This article was authored by Drew Naukam, CEO of Gorilla Logic
Every week there’s another headline about AI agents coming for our jobs. But if you’re actually trying to build one of these things, you know the truth: it’s brutally hard work.
Getting the workflows right, preparing data, designing the agent behavior—it all takes massive effort, and the outcomes are unpredictable. You can’t build agents the way you build traditional software. Success means running experiments, measuring outputs, iterating constantly. That’s why most AI projects aren’t generating ROI yet.
We’re at the very beginning of this.
The Reality Behind the Hype
Does that mean AI is overhyped? No.
But the truth sits somewhere in the middle of the panic and the promises. What we’re seeing isn’t a failed technology—it’s a transformation that’s still being built. And there’s a useful parallel here. Thirty years ago, another enterprise technology wave forced companies to completely rethink how work got done.
When ERP Changed Everything
In the 1990s and early 2000s, companies spent billions on ERP programs meant to standardize “order-to-cash” and “procure-to-pay” processes. They bought SAP and Oracle, reengineered operations, launched huge change-management programs. The goal was to standardize everything.
And yes, if you manually processed accounts payable back then, your job probably changed. Or disappeared.
Standardization was the whole point.

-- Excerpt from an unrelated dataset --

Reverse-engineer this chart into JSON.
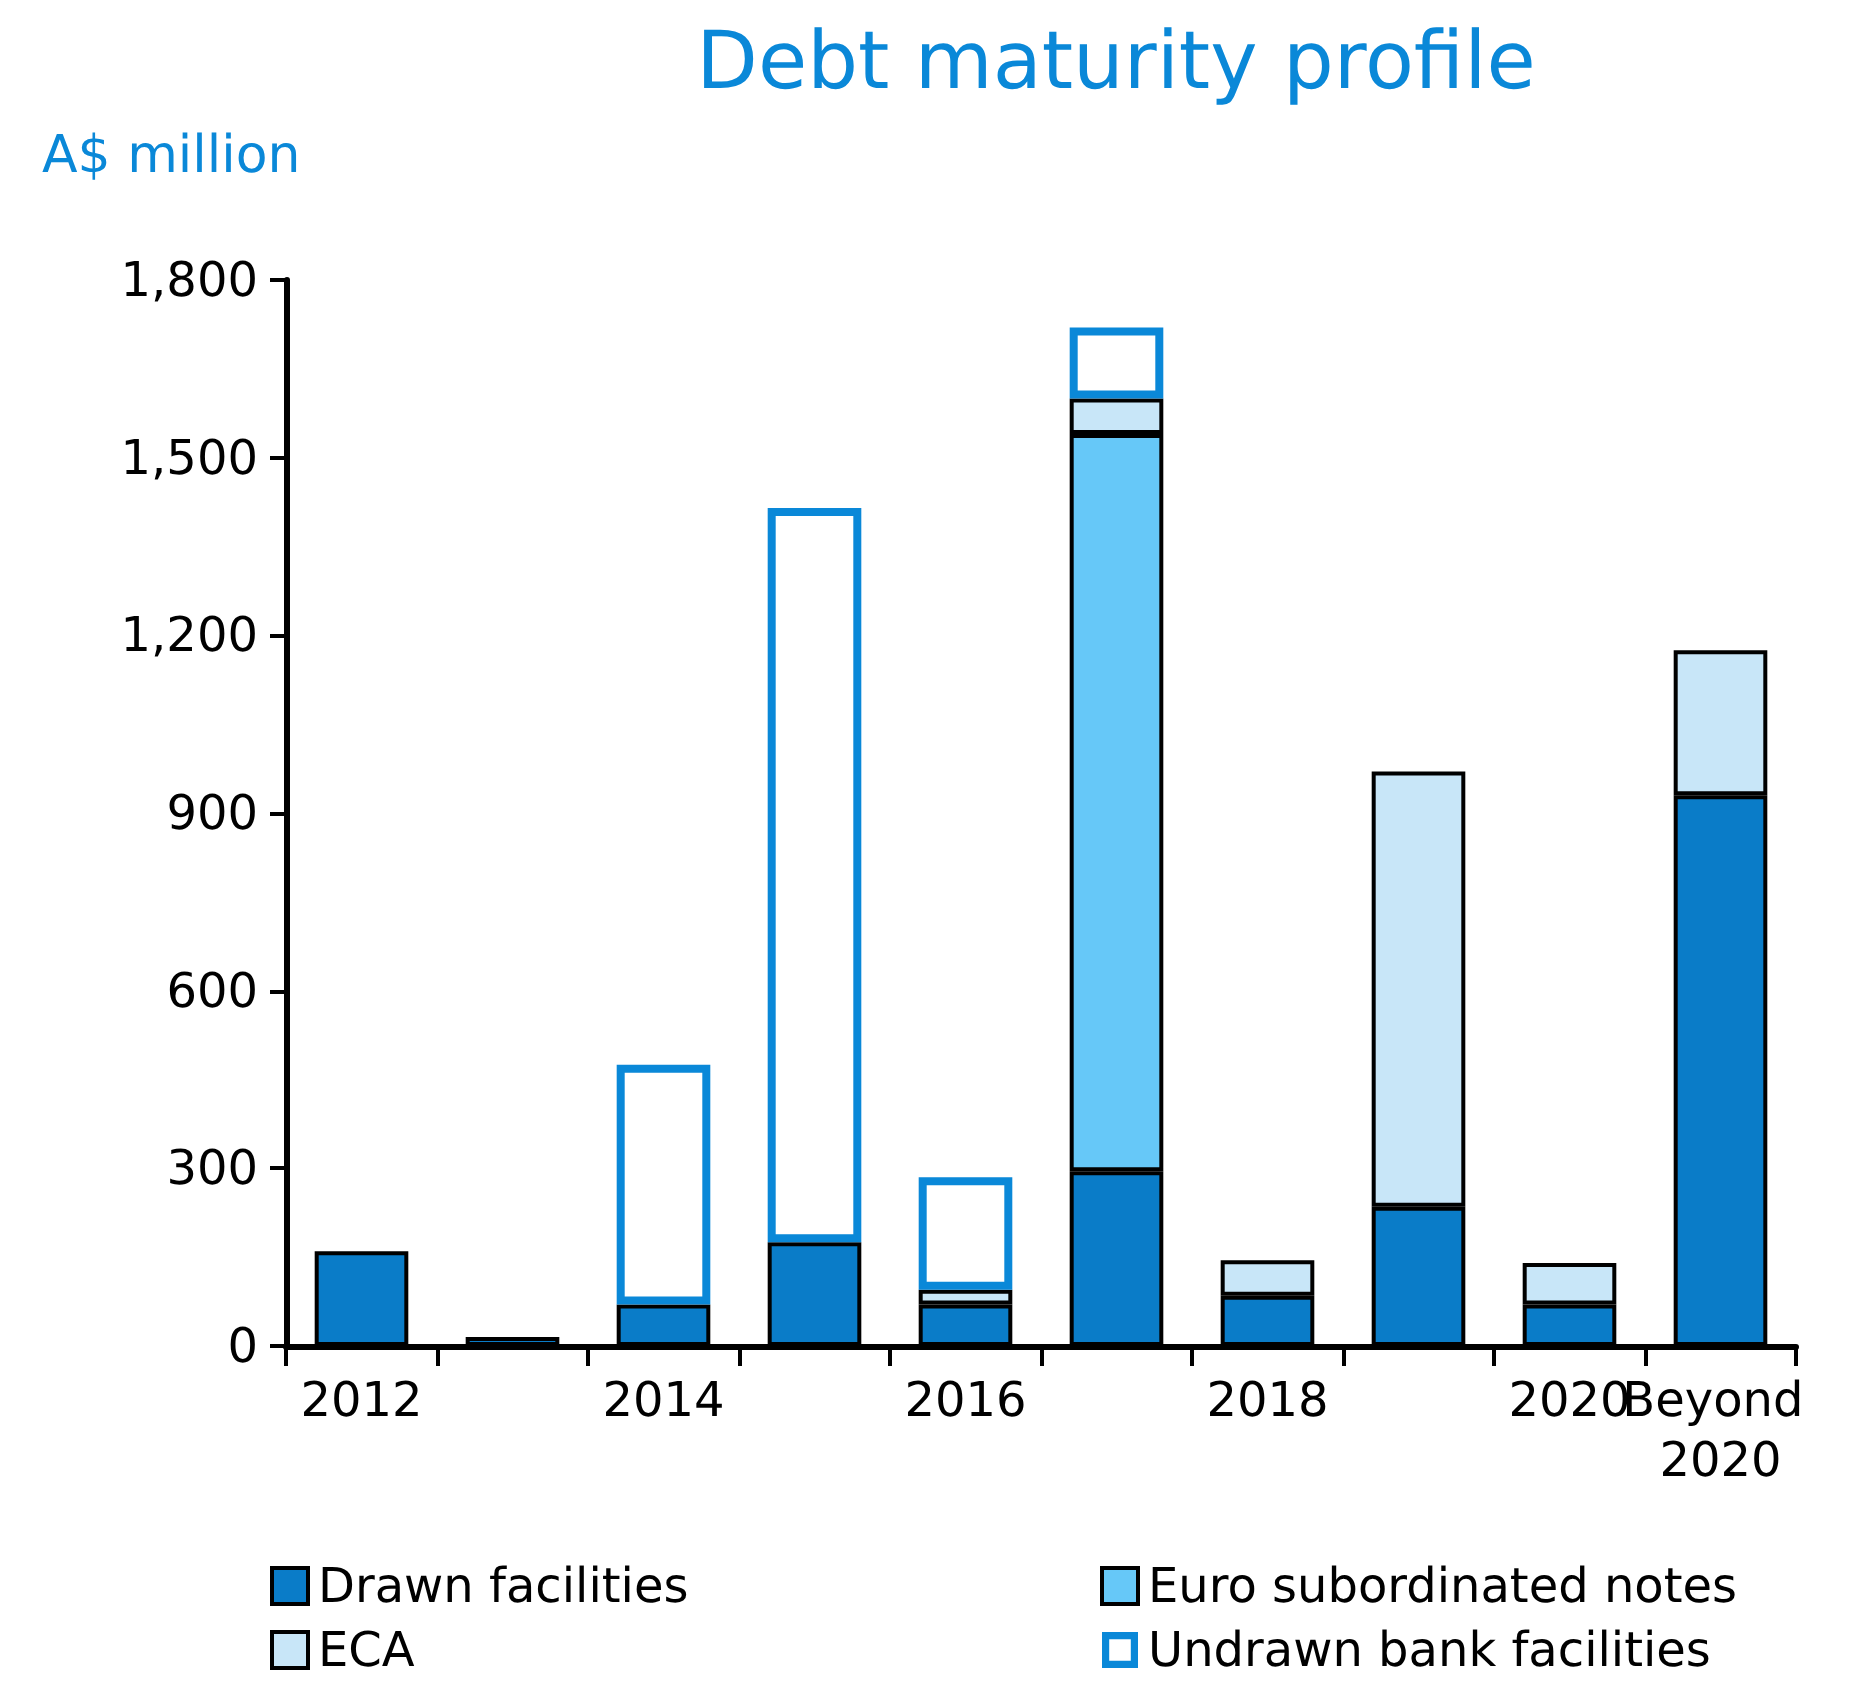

The technology was mature enough to enforce process discipline, and companies succeeded by aligning to those standards. ERP systems didn’t just automate; they codified how business worked.

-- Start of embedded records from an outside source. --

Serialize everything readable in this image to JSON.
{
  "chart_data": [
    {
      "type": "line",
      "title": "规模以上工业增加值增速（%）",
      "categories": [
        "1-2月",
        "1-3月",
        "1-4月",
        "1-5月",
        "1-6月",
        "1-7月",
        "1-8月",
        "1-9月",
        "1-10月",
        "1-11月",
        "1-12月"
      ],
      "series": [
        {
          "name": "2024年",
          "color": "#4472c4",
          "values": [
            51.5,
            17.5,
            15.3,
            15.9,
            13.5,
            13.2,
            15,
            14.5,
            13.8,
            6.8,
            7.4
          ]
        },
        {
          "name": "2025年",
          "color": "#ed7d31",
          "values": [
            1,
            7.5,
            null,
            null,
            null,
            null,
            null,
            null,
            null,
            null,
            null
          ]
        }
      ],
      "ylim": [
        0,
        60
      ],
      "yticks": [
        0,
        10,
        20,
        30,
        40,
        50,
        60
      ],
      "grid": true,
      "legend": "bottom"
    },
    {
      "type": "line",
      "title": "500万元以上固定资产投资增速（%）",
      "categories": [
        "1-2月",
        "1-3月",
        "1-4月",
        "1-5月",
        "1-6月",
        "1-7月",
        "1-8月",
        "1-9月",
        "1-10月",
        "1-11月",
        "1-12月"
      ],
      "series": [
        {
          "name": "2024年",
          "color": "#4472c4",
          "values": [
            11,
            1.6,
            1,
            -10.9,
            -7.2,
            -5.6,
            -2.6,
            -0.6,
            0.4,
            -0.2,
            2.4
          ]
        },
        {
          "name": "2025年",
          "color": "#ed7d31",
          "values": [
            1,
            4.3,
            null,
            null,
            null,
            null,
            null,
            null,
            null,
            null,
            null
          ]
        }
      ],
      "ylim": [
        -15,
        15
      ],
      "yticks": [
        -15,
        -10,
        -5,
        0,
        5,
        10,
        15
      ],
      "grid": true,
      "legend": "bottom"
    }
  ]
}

From Standardization to Cognition
Now we’re doing it again. Companies are trying to automate and optimize workflows, but this time through AI agents.

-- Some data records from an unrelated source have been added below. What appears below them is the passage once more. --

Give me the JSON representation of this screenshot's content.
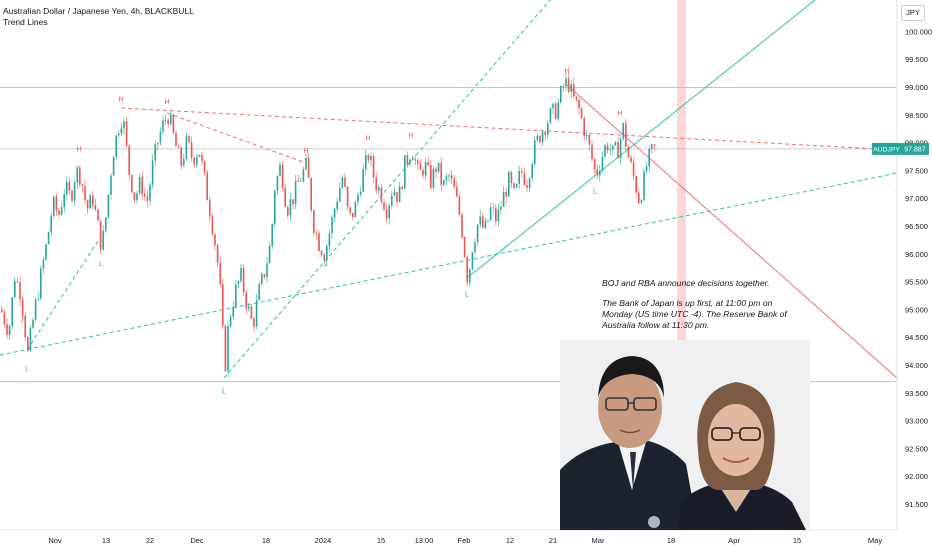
{
  "header": {
    "title": "Australian Dollar / Japanese Yen, 4h, BLACKBULL",
    "indicator": "Trend Lines"
  },
  "currency": "JPY",
  "price_tag": {
    "symbol": "AUDJPY",
    "value": "97.887"
  },
  "annotation": {
    "line1": "BOJ and RBA announce decisions together.",
    "line2": "The Bank of Japan is up first, at 11:00 pm on Monday (US time UTC -4). The Reserve Bank of Australia follow at 11:30 pm."
  },
  "colors": {
    "bull": "#26a69a",
    "bear": "#ef5350",
    "support": "#26c6a0",
    "resistance": "#f26d6d",
    "highlight": "#fcd5d5"
  },
  "chart_data": {
    "type": "candlestick",
    "title": "Australian Dollar / Japanese Yen, 4h, BLACKBULL",
    "ylim": [
      91.0,
      100.5
    ],
    "y_ticks": [
      "100.000",
      "99.500",
      "99.000",
      "98.500",
      "98.000",
      "97.500",
      "97.000",
      "96.500",
      "96.000",
      "95.500",
      "95.000",
      "94.500",
      "94.000",
      "93.500",
      "93.000",
      "92.500",
      "92.000",
      "91.500"
    ],
    "x_ticks": [
      "Nov",
      "13",
      "22",
      "Dec",
      "18",
      "2024",
      "15",
      "13:00",
      "Feb",
      "12",
      "21",
      "Mar",
      "18",
      "Apr",
      "15",
      "May"
    ],
    "last_price": 97.887,
    "horizontal_levels": [
      98.99,
      93.7,
      97.887
    ],
    "swing_points": [
      {
        "t": "L",
        "x": 27,
        "y": 94.12
      },
      {
        "t": "H",
        "x": 79,
        "y": 97.75
      },
      {
        "t": "L",
        "x": 101,
        "y": 96.0
      },
      {
        "t": "H",
        "x": 121,
        "y": 98.65
      },
      {
        "t": "H",
        "x": 167,
        "y": 98.6
      },
      {
        "t": "L",
        "x": 224,
        "y": 93.7
      },
      {
        "t": "H",
        "x": 306,
        "y": 97.72
      },
      {
        "t": "L",
        "x": 326,
        "y": 96.0
      },
      {
        "t": "H",
        "x": 368,
        "y": 97.95
      },
      {
        "t": "H",
        "x": 411,
        "y": 98.0
      },
      {
        "t": "L",
        "x": 467,
        "y": 95.45
      },
      {
        "t": "H",
        "x": 567,
        "y": 99.15
      },
      {
        "t": "L",
        "x": 595,
        "y": 97.3
      },
      {
        "t": "H",
        "x": 620,
        "y": 98.4
      }
    ],
    "path": [
      [
        0,
        95.0
      ],
      [
        8,
        94.6
      ],
      [
        14,
        95.6
      ],
      [
        20,
        95.3
      ],
      [
        27,
        94.2
      ],
      [
        34,
        95.0
      ],
      [
        40,
        95.6
      ],
      [
        46,
        96.2
      ],
      [
        52,
        96.9
      ],
      [
        58,
        96.7
      ],
      [
        64,
        97.2
      ],
      [
        70,
        97.0
      ],
      [
        75,
        97.5
      ],
      [
        80,
        97.4
      ],
      [
        86,
        96.8
      ],
      [
        92,
        97.0
      ],
      [
        98,
        96.4
      ],
      [
        101,
        96.1
      ],
      [
        106,
        96.8
      ],
      [
        112,
        97.8
      ],
      [
        118,
        98.3
      ],
      [
        122,
        98.5
      ],
      [
        128,
        97.5
      ],
      [
        134,
        97.0
      ],
      [
        140,
        97.3
      ],
      [
        146,
        96.9
      ],
      [
        152,
        97.6
      ],
      [
        158,
        98.1
      ],
      [
        164,
        98.4
      ],
      [
        168,
        98.5
      ],
      [
        174,
        98.0
      ],
      [
        180,
        97.6
      ],
      [
        186,
        98.0
      ],
      [
        192,
        97.7
      ],
      [
        198,
        97.9
      ],
      [
        204,
        97.3
      ],
      [
        210,
        96.7
      ],
      [
        216,
        96.0
      ],
      [
        220,
        95.2
      ],
      [
        224,
        93.9
      ],
      [
        228,
        94.8
      ],
      [
        234,
        95.3
      ],
      [
        240,
        95.6
      ],
      [
        246,
        95.1
      ],
      [
        252,
        94.7
      ],
      [
        258,
        95.3
      ],
      [
        264,
        95.7
      ],
      [
        270,
        96.2
      ],
      [
        274,
        97.2
      ],
      [
        280,
        97.6
      ],
      [
        286,
        96.8
      ],
      [
        292,
        97.0
      ],
      [
        298,
        97.3
      ],
      [
        306,
        97.6
      ],
      [
        312,
        96.6
      ],
      [
        318,
        96.2
      ],
      [
        324,
        96.0
      ],
      [
        330,
        96.5
      ],
      [
        336,
        97.0
      ],
      [
        342,
        97.4
      ],
      [
        348,
        96.6
      ],
      [
        354,
        96.8
      ],
      [
        360,
        97.3
      ],
      [
        368,
        97.8
      ],
      [
        374,
        97.3
      ],
      [
        380,
        97.1
      ],
      [
        386,
        96.8
      ],
      [
        392,
        97.2
      ],
      [
        398,
        97.0
      ],
      [
        404,
        97.6
      ],
      [
        411,
        97.9
      ],
      [
        418,
        97.4
      ],
      [
        424,
        97.6
      ],
      [
        430,
        97.3
      ],
      [
        436,
        97.6
      ],
      [
        442,
        97.2
      ],
      [
        448,
        97.4
      ],
      [
        454,
        97.1
      ],
      [
        460,
        96.6
      ],
      [
        464,
        96.0
      ],
      [
        467,
        95.5
      ],
      [
        472,
        96.2
      ],
      [
        478,
        96.6
      ],
      [
        484,
        96.4
      ],
      [
        490,
        96.8
      ],
      [
        496,
        96.6
      ],
      [
        502,
        97.0
      ],
      [
        508,
        97.3
      ],
      [
        514,
        97.0
      ],
      [
        520,
        97.5
      ],
      [
        526,
        97.3
      ],
      [
        532,
        97.8
      ],
      [
        538,
        98.1
      ],
      [
        544,
        98.3
      ],
      [
        550,
        98.5
      ],
      [
        556,
        98.6
      ],
      [
        562,
        99.0
      ],
      [
        567,
        99.1
      ],
      [
        572,
        98.8
      ],
      [
        578,
        98.6
      ],
      [
        584,
        98.2
      ],
      [
        590,
        97.8
      ],
      [
        595,
        97.4
      ],
      [
        600,
        97.7
      ],
      [
        606,
        98.0
      ],
      [
        612,
        97.8
      ],
      [
        618,
        97.9
      ],
      [
        622,
        98.3
      ],
      [
        628,
        97.7
      ],
      [
        634,
        97.3
      ],
      [
        638,
        97.0
      ],
      [
        642,
        97.2
      ],
      [
        646,
        97.6
      ],
      [
        650,
        97.8
      ],
      [
        654,
        97.9
      ]
    ]
  }
}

The difference? There’s no equivalent of SAP for AI agents. No mature platform with proven blueprints. So companies are building these things themselves—defining processes, creating datasets, training models, testing and retesting. It’s slow, messy, and often frustrating for teams used to deterministic engineering. But this is what innovation looks like before it becomes infrastructure.
ERP changed how companies handled transactions. AI agents will change how they handle judgment, analysis, and decision-making. We’re still in the assembly stage — and that’s okay.
What Technology Leaders Should Do Now
For CIOs and CTOs, this moment demands realistic thinking. AI won’t follow a straight line, but you can still position your organization strategically.
Educate your board and executives.
Talk honestly about timelines and effort. This isn’t magic—it’s hard work and lots of iteration. Returns come from sustained effort, not pilot projects.
Empower grassroots experimentation.
Let your teams experiment with AI tools in their actual work. Celebrate small wins. Make it safe to fail, because that’s how people build real expertise.
Invest in process understanding.
Before you automate anything, map out the workflow. Figure out where human judgment matters and where an agent can actually help.
Build a culture of AI fluency.
Just like ERP demanded new process management skills, AI demands new capabilities: understanding data quality, knowing how to prompt models, validating outputs. That can’t live in one team. It needs to spread.
You might not be ready to deploy complex agents today. But you can absolutely create an environment where your teams are learning, experimenting, and getting ready.
The Hard Truth — and the Real Opportunity
Yes, AI is real. The promise is real. And yes, the reality on the ground is hard. But hard doesn’t mean it’s not working. It means we’re in the difficult early phase.
The companies that figure this out will be the ones treating AI as a long-term capability, not a short-term project. They’ll use this time to build expertise, establish discipline around data, and learn how to iterate effectively.
ERP reshaped business execution thirty years ago by codifying process. AI agents will do it again, but this time by augmenting cognition instead of just automating steps. The leaders who understand that difference—and prepare accordingly—will define what enterprise success looks like in the next decade.